Doğrusunu söylemek gerekirse çok ileriye bakmıyoruz, bakamıyoruz. Gelecek günleri görmeye çalışıyoruz. Saldırıların durması, ölümlerin durması, şehirden geriye kalan yerlerde yıkımın son bulması için dua ediyor ve umut ediyoruz. Bugünlerde geleceğe pek inancımız kalmadı. Hepimiz Gazze’den ayrılmayı planlıyoruz. Belki şimdi değil; belki yarın, daha sonra, yıllar sonra. Çünkü on yıl önceki askeri gerilimin neden olduğu görece daha az tahribat bile henüz onarılamadı. Bugün yaşananlarla birlikte sorunların çözülmesinin, insanların hayatlarının yeniden inşa edilmesinin, evlerin, barınakların, temizlik ve atık su arıtma sisteminin onarılmasının yüz yıl alacağını tahmin ediyoruz. Uzun zaman alacak. Bu yüzden umudumuzu kaybediyoruz.
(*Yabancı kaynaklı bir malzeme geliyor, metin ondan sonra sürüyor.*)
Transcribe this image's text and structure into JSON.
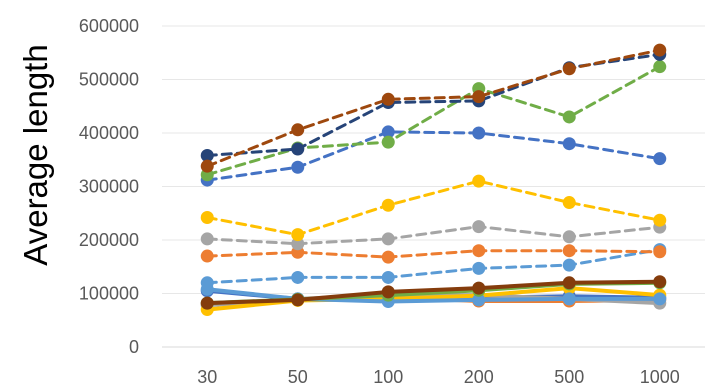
{
  "chart_data": {
    "type": "line",
    "title": "",
    "xlabel": "",
    "ylabel": "Average length",
    "categories": [
      "30",
      "50",
      "100",
      "200",
      "500",
      "1000"
    ],
    "ylim": [
      0,
      600000
    ],
    "yticks": [
      0,
      100000,
      200000,
      300000,
      400000,
      500000,
      600000
    ],
    "ytick_labels": [
      "0",
      "100000",
      "200000",
      "300000",
      "400000",
      "500000",
      "600000"
    ],
    "grid": "horizontal",
    "legend": "none",
    "series": [
      {
        "color": "#4472C4",
        "style": "solid",
        "values": [
          105000,
          90000,
          87000,
          92000,
          95000,
          92000
        ]
      },
      {
        "color": "#ED7D31",
        "style": "solid",
        "values": [
          80000,
          88000,
          93000,
          86000,
          86000,
          88000
        ]
      },
      {
        "color": "#A5A5A5",
        "style": "solid",
        "values": [
          78000,
          90000,
          97000,
          97000,
          90000,
          82000
        ]
      },
      {
        "color": "#FFC000",
        "style": "solid",
        "values": [
          70000,
          87000,
          90000,
          96000,
          110000,
          97000
        ]
      },
      {
        "color": "#5B9BD5",
        "style": "solid",
        "values": [
          108000,
          90000,
          85000,
          88000,
          90000,
          90000
        ]
      },
      {
        "color": "#70AD47",
        "style": "solid",
        "values": [
          82000,
          89000,
          97000,
          106000,
          118000,
          120000
        ]
      },
      {
        "color": "#843C0C",
        "style": "solid",
        "values": [
          82000,
          88000,
          103000,
          110000,
          120000,
          122000
        ]
      },
      {
        "color": "#5B9BD5",
        "style": "dashed",
        "values": [
          120000,
          130000,
          130000,
          147000,
          153000,
          182000
        ]
      },
      {
        "color": "#ED7D31",
        "style": "dashed",
        "values": [
          170000,
          177000,
          168000,
          180000,
          180000,
          178000
        ]
      },
      {
        "color": "#A5A5A5",
        "style": "dashed",
        "values": [
          202000,
          193000,
          202000,
          225000,
          206000,
          224000
        ]
      },
      {
        "color": "#FFC000",
        "style": "dashed",
        "values": [
          242000,
          210000,
          265000,
          310000,
          270000,
          237000
        ]
      },
      {
        "color": "#4472C4",
        "style": "dashed",
        "values": [
          312000,
          336000,
          402000,
          400000,
          380000,
          352000
        ]
      },
      {
        "color": "#70AD47",
        "style": "dashed",
        "values": [
          322000,
          372000,
          383000,
          483000,
          430000,
          524000
        ]
      },
      {
        "color": "#264478",
        "style": "dashed",
        "values": [
          358000,
          370000,
          457000,
          460000,
          522000,
          547000
        ]
      },
      {
        "color": "#9E480E",
        "style": "dashed",
        "values": [
          338000,
          406000,
          463000,
          468000,
          520000,
          555000
        ]
      }
    ]
  }
}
Biz sadece bombalamaların durmasını, sokakta yürüyebilmeyi, sürekli olarak önümüzdeki beş dakika içinde ölebileceğimizi düşünmemeyi istiyoruz. Çocukların okulu yok. Kamplarda insanlar çocukları bir araya toplayıp onlarla oynamaya çalışıyor, onlara biraz destek ya da dinlenme fırsatı sunuyor. Ruh sağlığı ve psikososyal destek ekibimiz buna katılıyor. Hiçbir yer güvenli değil. Bir bölgenin güvenli olduğunu, diğerinin ise olmadığını söyleyen tahliye emirleri bile güvenilir değil. Ancak mesele sadece tanklar ya da kara operasyonları değil. Her an her yerde olabilecek hava saldırıları ve bombalamalar sürüyor. Bunu söylediğim için üzgünüm ama çocuklarımın birinin benden uzakta ölmesindense, onlarla birlikte ölmeyi tercih ederim. İsrail ordusu Han Yunus’ta operasyon yürüttüğünde babam hastaydı. Onu Deir El Balah’taki Mescid-i Aksa Hastanesi’ne götürmek zorunda kaldım. Babamla ilgilenen, onu tedavi eden, serumunu uygulayan tek doktor bendim. Doktor yoktu. İlaç yok. Hiç bir şey. Üç gün içinde öldü.

”BU SADECE BENİM HİKAYEM DEĞİL, GAZZE’DEKİ TÜM AİLELERİN HİKAYESİDİR.”